Wanda White on her dilemma and that of oth­ers like her: “What choice do we have, do oth­ers have? If we did turn on the heat, we would have to pay up to $400 a month or more and then how do we eat?”

In win­ter the Whites dress in lay­ers to keep rea­son­ably warm. Wanda wears a hat and gloves in the house.

New­found­land Power ver­i­fied in an email that for ev­ery $100 a res­i­den­tial con­sumer owes, an ad­di­tional $8.10 is now added to it. That in­crease has Wanda wor­ried. “We barely make it as it is,” she writes.

“An in­crease will see us do­ing with­out some­thing else needed for sur­vival, es­pe­cially at 8.1 per cent. That’s an­other $8.10 off ev­ery $100 and while it may not seem like much to any­one else that $8.00 can buy 4 packs of mac and cheese or 2 dozen eggs or 2 litres of milk and a jar of peanut but­ter.”

In the same email the power com­pany con­firmed rates to busi­nesses can climb as high as an ad­di­tional $11.90 on ev­ery $100, de­pend­ing on the amount of elec­tric­ity used. It would be naïve to think some of th­ese costs will not be passed on to the con­sumer, driv­ing up the price of gro­ceries and cloth­ing, mak­ing life more dif­fi­cult for the Whites and oth­ers like them.

A provin­cial gov­ern­ment state­ment sent to me de­scribed two new pro­grams de­signed to make homes more en­ergy-ef­fi­cient. One fo­cuses on in­su­la­tion and air-seal­ing, while the other deals with in­su­la­tion and heat­pumps.

The Whites al­ready live in an in­su­lated home. It is this, along with the clothes they pile on, that prob­a­bly en­sures their sur­vival in win­ter. The pro­gram in­volv­ing the in­stal­la­tion of heat-pumps forces the ap­pli­cant to bor­row. It is un­likely this cou­ple, sub­sist­ing on in­come-sup­port ben­e­fits, is in any po­si­tion to do so.
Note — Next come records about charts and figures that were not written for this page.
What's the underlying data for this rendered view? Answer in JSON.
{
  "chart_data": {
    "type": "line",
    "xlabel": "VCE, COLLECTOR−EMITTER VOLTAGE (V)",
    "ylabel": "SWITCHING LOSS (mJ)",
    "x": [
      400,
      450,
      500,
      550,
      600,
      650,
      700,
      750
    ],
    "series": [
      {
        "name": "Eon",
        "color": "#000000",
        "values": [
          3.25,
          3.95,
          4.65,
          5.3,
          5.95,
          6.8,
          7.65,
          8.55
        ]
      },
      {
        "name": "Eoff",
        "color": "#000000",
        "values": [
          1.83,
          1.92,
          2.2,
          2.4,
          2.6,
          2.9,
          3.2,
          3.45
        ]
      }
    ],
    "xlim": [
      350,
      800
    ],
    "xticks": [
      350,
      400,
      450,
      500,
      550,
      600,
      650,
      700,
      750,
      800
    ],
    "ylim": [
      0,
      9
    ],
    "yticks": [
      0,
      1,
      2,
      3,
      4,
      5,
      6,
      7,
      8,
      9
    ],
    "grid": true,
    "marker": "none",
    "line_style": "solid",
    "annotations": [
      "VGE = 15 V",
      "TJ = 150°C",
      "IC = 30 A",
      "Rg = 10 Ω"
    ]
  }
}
Theirs is a ter­ri­ble predica­ment and as Wanda in­di­cated there is no rea­son to think it is anoma­lous. We have too many peo­ple in this prov­ince who must choose be­tween heat and food and it is sick­en­ing that such con­di­tions are met with in­dif­fer­ence and dis­be­lief.
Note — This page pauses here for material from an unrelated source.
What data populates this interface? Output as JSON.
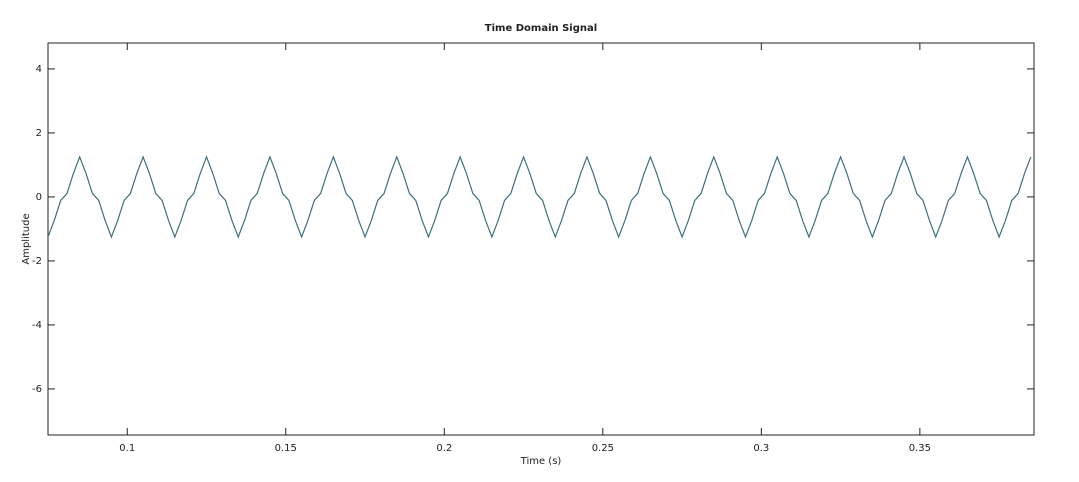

We’re will­ing to throw bil­lions of dol­lars at a hy­dro­elec­tric project that is noth­ing but an al­ba­tross around our necks. And we ac­cept hav­ing our tax dol­lars drained away by the mas­sive salaries paid to some gov­ern­ment work­ers when it is ques­tion­able if a por­tion are worth it. Yet we think lit­tle, if noth­ing, of the prob­lems faced by peo­ple like Gene and Wanda White.

A warm home and free­dom from hunger should be the right of ev­ery man, woman and child in New­found­land and Labrador. A salary that pays for va­ca­tions to ex­otic lo­cales and the musthave over-priced home with all the lat­est gad­getry is not.

The gov­ern­ment would right­fully pros­e­cute any­one who left an an­i­mal hun­gry or shiv­er­ing in the cold. Yet it sees noth­ing wrong with leav­ing its res­i­dents in the same con­di­tions. It is doubt­ful their hu­man­ity is rec­og­nized, much less con­sid­ered.

It is un­for­tu­nate our pri­or­i­ties are so skewed. We could make life so much bet­ter for our sick and dis­abled if we would just stop wast­ing money on some of our politi­cians and bu­reau­crats, the worth­less kind. For by wast­ing it on them, we’re also wast­ing it on the equally worth­less ideas they bring with them.